By EBR Staff Writer
The Carlyle Group’s portfolio firm Assala Energy has agreed to acquire Royal Dutch Shell onshore assets in Gabon for around $587m.
The deal will also include the assumption of $285m debt. The purchaser will make additional payments of about $150m based on production performance and commodity prices.
Assala is acquiring the assets with equity from two Carlyle funds, including Carlyle International Energy Partners (CIEP) and Carlyle Sub-Sahara Africa Partners (SSA).
As part of the agreement, Assala wiil acquire onshore oil and gas operations and related infrastructure from Shell in Gabon, which is a country along the Atlantic coast of Central Africa.
The deal includes the acquisition of five operated fields, comprising of Rabi, Toucan/Robin, Gamba/Ivinga, Koula/Damier, and Bende/M’Bassou/Totou.
Assala wiil also purchase participation interest in four non-operated fields, including Atora, Avocette/M’Boukou, Coucal, and Tsiengui West, in addition to the associated infrastructure of the onshore pipeline system from Rabi to Gamba and the Gamba Southern export terminal.
Last year, Shell had generated around 41,000 barrels of oil equivalent per day from onshore operations in Gabon. Shell Trading (STASCO) will continue to hold lifting rights from the assets for the next five years.
Around 430 local Shell employees will join Assala, as part of the deal.

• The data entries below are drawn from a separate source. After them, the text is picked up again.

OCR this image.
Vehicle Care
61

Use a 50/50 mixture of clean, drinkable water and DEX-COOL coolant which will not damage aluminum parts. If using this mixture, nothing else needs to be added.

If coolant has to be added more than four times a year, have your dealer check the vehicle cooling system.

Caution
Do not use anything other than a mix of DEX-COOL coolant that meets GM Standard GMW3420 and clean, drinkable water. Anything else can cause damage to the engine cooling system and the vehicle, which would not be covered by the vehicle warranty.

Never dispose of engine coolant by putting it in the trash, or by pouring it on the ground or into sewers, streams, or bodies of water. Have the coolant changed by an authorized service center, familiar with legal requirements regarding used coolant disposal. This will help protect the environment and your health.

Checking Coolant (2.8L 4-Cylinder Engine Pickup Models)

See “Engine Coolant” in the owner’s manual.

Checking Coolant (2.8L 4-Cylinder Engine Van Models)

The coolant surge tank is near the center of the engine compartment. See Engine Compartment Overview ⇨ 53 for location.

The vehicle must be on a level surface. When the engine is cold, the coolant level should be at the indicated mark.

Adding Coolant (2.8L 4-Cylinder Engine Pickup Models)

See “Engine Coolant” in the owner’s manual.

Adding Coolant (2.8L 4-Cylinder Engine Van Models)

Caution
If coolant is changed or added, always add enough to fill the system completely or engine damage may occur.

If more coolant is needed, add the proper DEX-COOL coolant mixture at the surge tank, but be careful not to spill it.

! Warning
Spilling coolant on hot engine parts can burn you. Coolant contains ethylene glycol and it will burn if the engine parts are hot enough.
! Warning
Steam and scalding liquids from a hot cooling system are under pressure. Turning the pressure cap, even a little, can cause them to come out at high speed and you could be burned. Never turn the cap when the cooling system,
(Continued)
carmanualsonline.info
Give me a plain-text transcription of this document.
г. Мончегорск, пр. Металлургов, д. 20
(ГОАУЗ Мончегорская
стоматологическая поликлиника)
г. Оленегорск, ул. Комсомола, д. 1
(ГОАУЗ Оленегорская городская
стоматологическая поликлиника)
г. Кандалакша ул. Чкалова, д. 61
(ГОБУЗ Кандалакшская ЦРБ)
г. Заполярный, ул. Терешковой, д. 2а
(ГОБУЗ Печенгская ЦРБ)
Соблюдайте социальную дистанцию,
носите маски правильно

Subject to certain conditions including various approvals, the deal is expected to complete in the middle of this year.
Shell upstream director Andy Brown said: “Shell is very proud of the strong legacy we have built in Gabon over the past 55 years.
“The decision to divest was not taken lightly, but it is consistent with Shell’s strategy to concentrate our Upstream footprint where we can be most competitive. Shell will continue to pursue opportunities in Sub Saharan Africa.”